PHOTOGRAPHY BY LISA SORGINI
TEXT BY İPEK ÇINAR
The economic system of many countries, especially those of the Global South, is a giant illusion. This illusion embodies a form of labour that includes a large part of the population, and whose value is quantified by magnanimity, gratitude, and virtue. A form of domestic labour which cannot find a place in the economy, even though its significance is acknowledged by everyone. This invisible form of labour, the burden of which falls almost entirely upon women, tightens its grip further, especially in moments of mass crisis, while the the gap continues to widen. In her article, ‘Who Made Nature Our Enemy?’, which appears in Ecofeminism, a book she co-authored with Vandana Shiva, Maria Mies describes Chernobyl as a crisis and how it drastically altered women’s lives in its aftermath. Women had to continue living, shopping, cleaning, cooking, watering the flowers, and parenting during this crisis, while feeling more lonely, exhausted and worried than ever before, in the process.
I read this article nearly one year into the pandemic and was astonished by its repercussions in my own life. I thought of my parents, whom I had moved back in with, in the first months of the pandemic. My mother was the person who organised the masks, sterilised the shopping bags, prepared the food and worried the most. Before the pandemic, my mother worked as an engineer, just like my father. Here, beyond the physical workload, I’m also talking about mental strain and a sense of responsibility. Published as a book in Australia last year, Lisa Sorgini’s Behind Glass sets out from a similar perspective and mood. She focuses on the role of parents during the early stages of lockdown; moreover, she reveals the fatigue, anxiety, fear that accompanies this role, but above all, love.
Lisa Sorgini, an Australian photographer and mother of two, found herself confined to her home with her children, unable to work, when the lockdown began in March 2020. Lockdown meant being cut off from the workplace, school, care-givers, family and friends. As with many other parents, this period was overwhelming for her. This was the main reason why Sorgini pointed her camera to other parents, reminding us of the hard work and patience which are often overlooked. True to its name, this project sees the artist photograph models she met through friends and neighbours, from behind windows. This window, between the photographer and her subjects, serves as both a frame, a practical solution to maintain social distance, and a reference to the concept of being inside – a secret reminder that the models are indoors, while the photographer is out. However, this is also the point where the concept of ‘an outsider’s eye’ loses meaning, and the depression that Sorgini suffered during the pandemic is firmly felt in the work. Speaking of Behind Glass, Sorgini says ‘From this work, I hoped to honour and explore the complex position of motherhood during this time: alone without social support structures, but also never alone as we care and nurture our children without the usual modes of reprieve.’ These are the chaos and the burden of dealing with several children at the same time, and the knowledge that mothers in isolation had inadequate access to support mechanisms – they bring out familiar stories of solitude and chaotic crowds.

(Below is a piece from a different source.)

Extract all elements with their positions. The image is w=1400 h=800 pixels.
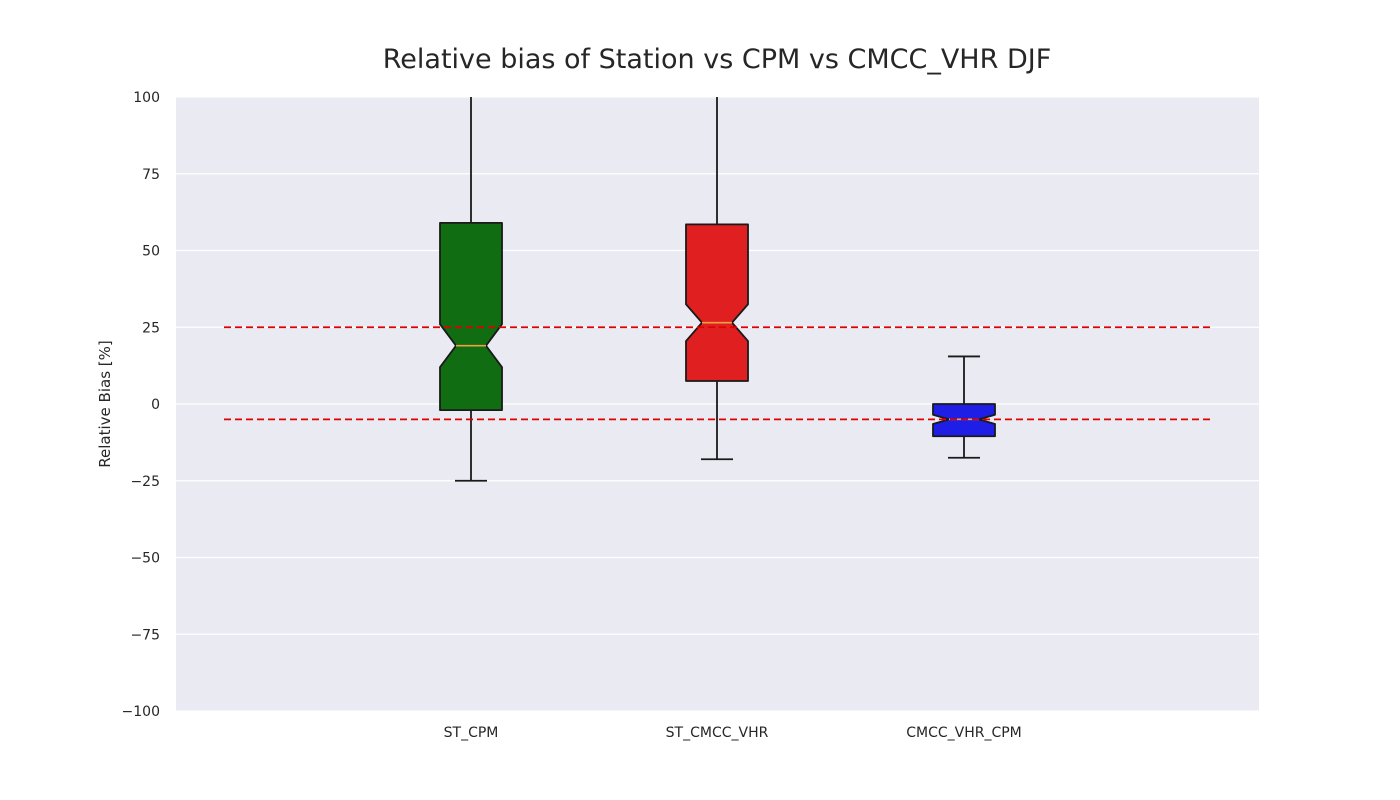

One of the captivating aspects of the series is that it points to a very complex emotional state. Sure, the main feelings associated with the pandemic have been anxiety, fear and anticipation; but when we stop to think, we realise how much stronger family bonds have become during this ordeal. Faced with the fear of losing loved ones and the cold reality of death, we were also reminded of the bonds of love, often forgotten in our daily struggles, accompanied by the desire to hug our loved ones tightly. It was a complicated experience in which fatigue, frustration and love amalgamated. This hard-to-visualise snowball of emotions becomes tangible with Lisa Sorgini’s compositions and choice of light. The artist succeeds in the challenging task of showing fatigue, love and compassion in the same frame. The warm tones, plain complexions and soft touches that dominate each frame, breathe life into Sorgini’s photography.